Baier then deftly added: “Cassidy Hutchison is under oath on Capitol Hill. The president is on Truth Social making his statements.”

Of course, not all of Fox News is ready to move on from Trump. Some of his most loyal sycophants at the network have continued to stand by the disgraced ex-president, pointing to minor disputes regarding some of Hutchinson’s testimony to roundly dismiss the entirety of her accounts of Trump’s behavior before and during the Capitol insurrection.

Among those disputes is the fact that the Secret Service has denied that Trump “lunged” at his security agents, a relatively inconsequential disagreement with a second-hand account that hardcore MAGA outlets claim has discredited all of Hutchinson’s testimony.

And yet, more mainstream conservative media figures have almost uniformly painted the hearing as “devastating” for Trump.

Mick Mulvaney, Trump’s former budget chief and acting chief of staff, wrote in a USA Today op-ed on Wednesday that Hutchinson “briefly worked” for him at the White House and he finds her testimony “eminently credible.” While he has long felt the ex-president’s attempts to overturn the 2020 election were “wrong but legal,” Mulvaney wrote, the revelations from Tuesday’s hearing have forced him to reconsider.

“Things could get very dark for the former president,” Mulvaney, now a CBS News contributor, warned.

The editorial board of conservative Beltway paper The Washington Examiner went even further, declaring that Hutchinson’s testimony “ought to ring the death knell” for Trump’s political career. “Trump is unfit to be anywhere near power ever again,” the board wrote.

Noting that “Hutchinson was a conservative Trumpist true believer and a tremendously credible one at that,” the Examiner stated that what she revealed was “disturbing,” “distressing,” and “believable.”

The editorial concluded with a stunningly clear parting note: “Trump is a disgrace. Republicans have far better options to lead the party in 2024. No one should think otherwise, much less support him, ever again.”

And in a column for the influential conservative magazine National Review—yes, the same one that futilely rallied against Trump ahead of the 2016 election only to become more deferential during his tenure—columnist Andrew McCarthy wrote that “things will not be the same after” Hutchinson’s “compelling” and “devastating” testimony.

“All in all, though, Hutchinson showed the nation, moment by moment, what he was like on a day when, undeniably, Trump was at his worst,” the Fox News contributor asserted. “It was worse than America thought.”

Not everyone in the more mainstream halls of right-wing media seems willing to toss in the towel on Trump and fully move on to another GOP hopeful (cough, Ron DeSantis, cough) for 2024.

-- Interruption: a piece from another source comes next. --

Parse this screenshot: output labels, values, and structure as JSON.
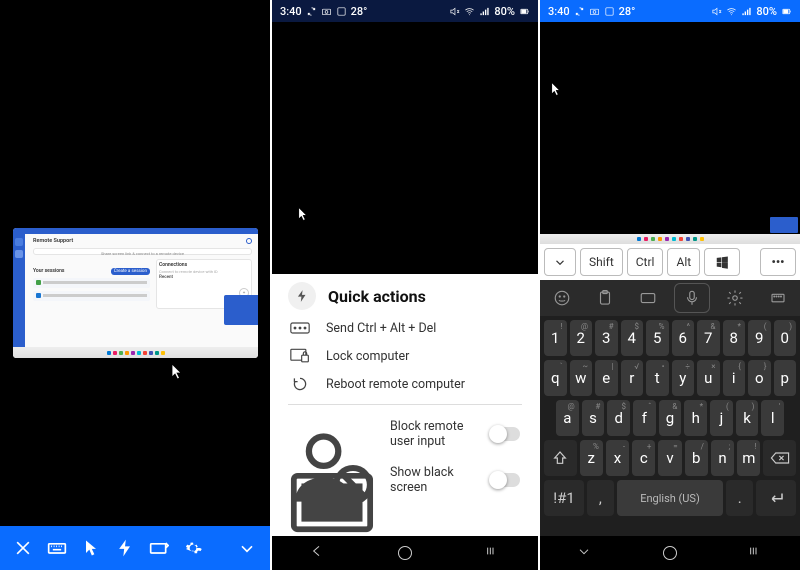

Fox News primetime hosts Sean Hannity and Laura Ingraham—who both served as informal Trump advisers and texted Meadows and other Trump associates during the Capitol attack—lashed out at Hutchinson and the committee on Tuesday night.

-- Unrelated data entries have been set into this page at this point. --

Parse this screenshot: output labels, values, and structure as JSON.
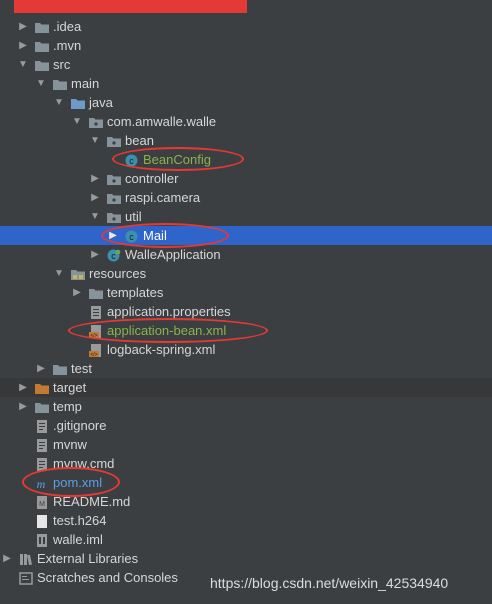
{
  "project_tree": {
    "items": [
      {
        "label": ".idea",
        "depth": 1,
        "expander": "collapsed",
        "icon": "folder-icon",
        "color": "#d6d6d6"
      },
      {
        "label": ".mvn",
        "depth": 1,
        "expander": "collapsed",
        "icon": "folder-icon",
        "color": "#d6d6d6"
      },
      {
        "label": "src",
        "depth": 1,
        "expander": "expanded",
        "icon": "folder-icon",
        "color": "#d6d6d6"
      },
      {
        "label": "main",
        "depth": 2,
        "expander": "expanded",
        "icon": "folder-icon",
        "color": "#d6d6d6"
      },
      {
        "label": "java",
        "depth": 3,
        "expander": "expanded",
        "icon": "source-folder-icon",
        "color": "#d6d6d6"
      },
      {
        "label": "com.amwalle.walle",
        "depth": 4,
        "expander": "expanded",
        "icon": "package-icon",
        "color": "#d6d6d6"
      },
      {
        "label": "bean",
        "depth": 5,
        "expander": "expanded",
        "icon": "package-icon",
        "color": "#d6d6d6"
      },
      {
        "label": "BeanConfig",
        "depth": 6,
        "expander": "none",
        "icon": "class-icon",
        "color": "#8cb24c"
      },
      {
        "label": "controller",
        "depth": 5,
        "expander": "collapsed",
        "icon": "package-icon",
        "color": "#d6d6d6"
      },
      {
        "label": "raspi.camera",
        "depth": 5,
        "expander": "collapsed",
        "icon": "package-icon",
        "color": "#d6d6d6"
      },
      {
        "label": "util",
        "depth": 5,
        "expander": "expanded",
        "icon": "package-icon",
        "color": "#d6d6d6"
      },
      {
        "label": "Mail",
        "depth": 6,
        "expander": "collapsed",
        "icon": "class-icon",
        "color": "#ffffff",
        "selected": true
      },
      {
        "label": "WalleApplication",
        "depth": 5,
        "expander": "collapsed",
        "icon": "spring-class-icon",
        "color": "#d6d6d6"
      },
      {
        "label": "resources",
        "depth": 3,
        "expander": "expanded",
        "icon": "resources-folder-icon",
        "color": "#d6d6d6"
      },
      {
        "label": "templates",
        "depth": 4,
        "expander": "collapsed",
        "icon": "folder-icon",
        "color": "#d6d6d6"
      },
      {
        "label": "application.properties",
        "depth": 4,
        "expander": "none",
        "icon": "properties-file-icon",
        "color": "#d6d6d6"
      },
      {
        "label": "application-bean.xml",
        "depth": 4,
        "expander": "none",
        "icon": "xml-file-icon",
        "color": "#8cb24c"
      },
      {
        "label": "logback-spring.xml",
        "depth": 4,
        "expander": "none",
        "icon": "xml-file-icon",
        "color": "#d6d6d6"
      },
      {
        "label": "test",
        "depth": 2,
        "expander": "collapsed",
        "icon": "folder-icon",
        "color": "#d6d6d6"
      },
      {
        "label": "target",
        "depth": 1,
        "expander": "collapsed",
        "icon": "excluded-folder-icon",
        "color": "#d6d6d6",
        "dark": true
      },
      {
        "label": "temp",
        "depth": 1,
        "expander": "collapsed",
        "icon": "folder-icon",
        "color": "#d6d6d6"
      },
      {
        "label": ".gitignore",
        "depth": 1,
        "expander": "none",
        "icon": "text-file-icon",
        "color": "#d6d6d6"
      },
      {
        "label": "mvnw",
        "depth": 1,
        "expander": "none",
        "icon": "text-file-icon",
        "color": "#d6d6d6"
      },
      {
        "label": "mvnw.cmd",
        "depth": 1,
        "expander": "none",
        "icon": "text-file-icon",
        "color": "#d6d6d6"
      },
      {
        "label": "pom.xml",
        "depth": 1,
        "expander": "none",
        "icon": "maven-icon",
        "color": "#5d9ee8"
      },
      {
        "label": "README.md",
        "depth": 1,
        "expander": "none",
        "icon": "markdown-file-icon",
        "color": "#d6d6d6"
      },
      {
        "label": "test.h264",
        "depth": 1,
        "expander": "none",
        "icon": "generic-file-icon",
        "color": "#d6d6d6"
      },
      {
        "label": "walle.iml",
        "depth": 1,
        "expander": "none",
        "icon": "module-file-icon",
        "color": "#d6d6d6"
      },
      {
        "label": "External Libraries",
        "depth": 0,
        "expander": "collapsed",
        "icon": "libraries-icon",
        "color": "#d6d6d6"
      },
      {
        "label": "Scratches and Consoles",
        "depth": 0,
        "expander": "none",
        "icon": "scratches-icon",
        "color": "#d6d6d6"
      }
    ]
  },
  "watermark": "https://blog.csdn.net/weixin_42534940",
  "colors": {
    "background": "#3c3f41",
    "selection": "#2f65ca",
    "annotation": "#e53935",
    "modified_green": "#8cb24c",
    "maven_blue": "#5d9ee8",
    "folder": "#87939a",
    "excluded_folder": "#c27a32",
    "source_folder": "#6d9ac7"
  }
}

“Today the so-called witness also claimed President Trump wanted to get rid of the metal detectors at the January 6 rally and allow armed individuals to attend,” Hannity huffed at the top of his show. “Today, President Trump flat out denied this claim and pointed out a simple fact. Zero guns were ever discharged by those that breached the Capitol or in D.C. that day.

He also slammed Hutchinson’s “incredibly bizarre hearsay” allegations about Trump’s volatile limo ride before taking a personal shot at her.

“She wanted to work for Donald Trump outside the White House when he wasn’t president—at Mar-a-Lago—and according to people that I talked to tonight, until others advised the former president not to hire her,” the ex-president’s close pal fumed.

Ingraham, for her part, conceded that she had met Hutchinson “a few times” but still downplayed Meadow’s one-time top aide’s role at the White House. Furthermore, she mocked Hutchinson’s “bad acting” while insisting that “former White House staffers” she spoke with didn’t have “anything good to say about” Hutchinson’s performance.

Still, one wonders what possible shocking revelations could finally convince Hannity and Ingraham to hop off the Trump train—or what will eventually convince the other conservative squishes to decide to once again jump back aboard.